Le Poème symphonique pour piano et orchestre op. 43b de Peter Benoit est en fait un volet de deux œuvres composées en 1865, partitions qui se complètent, l’autre étant un Concerto pour flûte et orchestre op. 43a. Quatre ans auparavant, Benoit terminait son opus 34, cinq recueils de Contes et Ballades pour piano seul, sous l’inspiration de légendes populaires flamandes et, après achèvement des deux « poèmes symphoniques/concertos », il estimait que ces trois œuvres formaient un triptyque qui devait idéalement être joué ensemble. On sait que Benoit, après des études au Conservatoire de Bruxelles, fut récompensé par un Grand Prix de Rome en 1857 (il avait alors 23 ans) et entreprit un voyage qui le mena en Allemagne et en Bohème, puis en France où, de 1859 à 1863, il fut chef d’orchestre du théâtre des Bouffes Parisiens. On sait aussi que, revenu en Belgique, il s’établit à Anvers où il installa le Conservatoire Royal flamand de musique. Dans ce Poème symphonique, Benoit évoque en trois parties le château de sa ville natale, Harelbeke. La Ballade initiale est une scène nocturne autour des ruines, avec de grands développements virtuoses qui rappellent Weber ; le climat tragique domine, comme une plainte douloureuse. Dans le Chant des Bardes, le second mouvement, Benoit déploie une mélodie noble et nostalgique qui parle de la grandeur du passé et des personnages vénérables qui ont peuplé le château. Un Scherzo qui porte le titre de « Chasse fantastique » lance ensuite un cortège sauvage avec un ciel de tempête que des cors et le tambour accompagnent, dans un climat proche de Berlioz. Benoit reprend dans son thème principal une chanson flamande « Daar kwam een muis gelopen » et donne une allure de plus en plus tragique et fortement rythmée à son poème/concerto dont le Final éloquent et grandiose se confond avec la disparition du château. Peter Benoit, excellent chef d’orchestre, dirigea sa partition à maintes reprises avec Arthur De Greef, qui y apporta quelques variantes que le compositeur approuva. Dans le cas présent, Howard Shelley a choisi la version originale dont il donne une vision colorée et épique, dans un geste large et héroïque. 
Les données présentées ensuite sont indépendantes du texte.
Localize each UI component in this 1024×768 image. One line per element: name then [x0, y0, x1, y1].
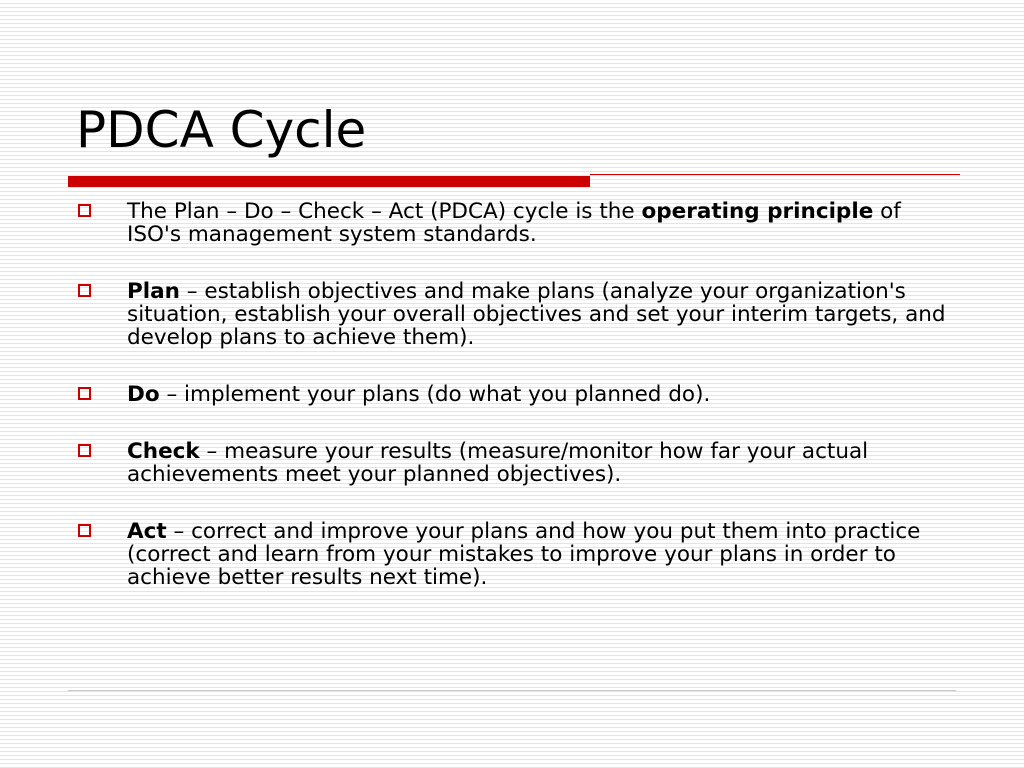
bullet-bold-text: operating principle: [641, 199, 874, 224]
slide-title: PDCA Cycle: [76, 101, 367, 159]
bullet-trail-text: – implement your plans (do what you planned do).: [159, 382, 711, 407]
bullet-trail-text: – establish objectives and make plans (analyze your organization's situation, establish your overall objectives and set your interim targets, and develop plans to achieve them).: [127, 279, 946, 350]
footer-divider: [68, 690, 956, 691]
bullet-trail-text: – correct and improve your plans and how you put them into practice (correct and learn from your mistakes to improve your plans in order to achieve better results next time).: [127, 519, 921, 590]
hollow-square-bullet-icon: [78, 524, 91, 537]
bullet-lead-text: The Plan – Do – Check – Act (PDCA) cycle is the: [127, 199, 642, 224]
bullet-item-do: [76, 383, 956, 406]
hollow-square-bullet-icon: [78, 204, 91, 217]
bullet-bold-text: Plan: [127, 279, 180, 304]
bullet-list: [76, 200, 956, 623]
bullet-item-pdca-intro: [76, 200, 956, 246]
bullet-bold-text: Act: [127, 519, 167, 544]
hollow-square-bullet-icon: [78, 284, 91, 297]
hollow-square-bullet-icon: [78, 444, 91, 457]
bullet-item-act: [76, 520, 956, 589]
bullet-bold-text: Check: [127, 439, 200, 464]
bullet-bold-text: Do: [127, 382, 160, 407]
title-underline-thick: [68, 176, 590, 187]
bullet-trail-text: – measure your results (measure/monitor how far your actual achievements meet your planned objectives).: [127, 439, 869, 487]
hollow-square-bullet-icon: [78, 387, 91, 400]
bullet-item-check: [76, 440, 956, 486]
bullet-trail-text: of ISO's management system standards.: [127, 199, 901, 247]
bullet-item-plan: [76, 280, 956, 349]
title-underline-thin: [590, 174, 960, 175]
Ce CD est le bienvenu pour mieux connaître notre patrimoine national et en particulier cette période romantique dont bien des trésors attendent d’être ressuscités. On admettra qu’il ne s’agit pas de chefs-d’oeuvre, mais ces partitions montrent que, dans le contexte musical du XIXe siècle, la Belgique avait des compositeurs de grand talent qu’il serait nécessaire de documenter plus abondamment. Ce serait tout aussi nécessaire pour des pans entiers de notre musique, XXe siècle compris ! Pour ceux qui ont envie de découvrir sur le même CD le concerto pour piano et le concerto pour flûte de Peter Benoit, rappelons que le label Naxos en a proposé une version en 1995, par le Royal Flanders Philharmonic Orchestra dirigé par Frédéric Devreese. Luc Devos tenait la partie de piano, Gaby Van Riet celle pour flûte. Cette écoute est intéressante : on saisit mieux la logique du projet du compositeur, d’autant plus que les deux solistes sont impeccables et que le programme propose en plus une ouverture, Le Roi des Aulnes, qui date de 1859, dans un style proche de Weber, pour lequel Benoit éprouvait une grande admiration.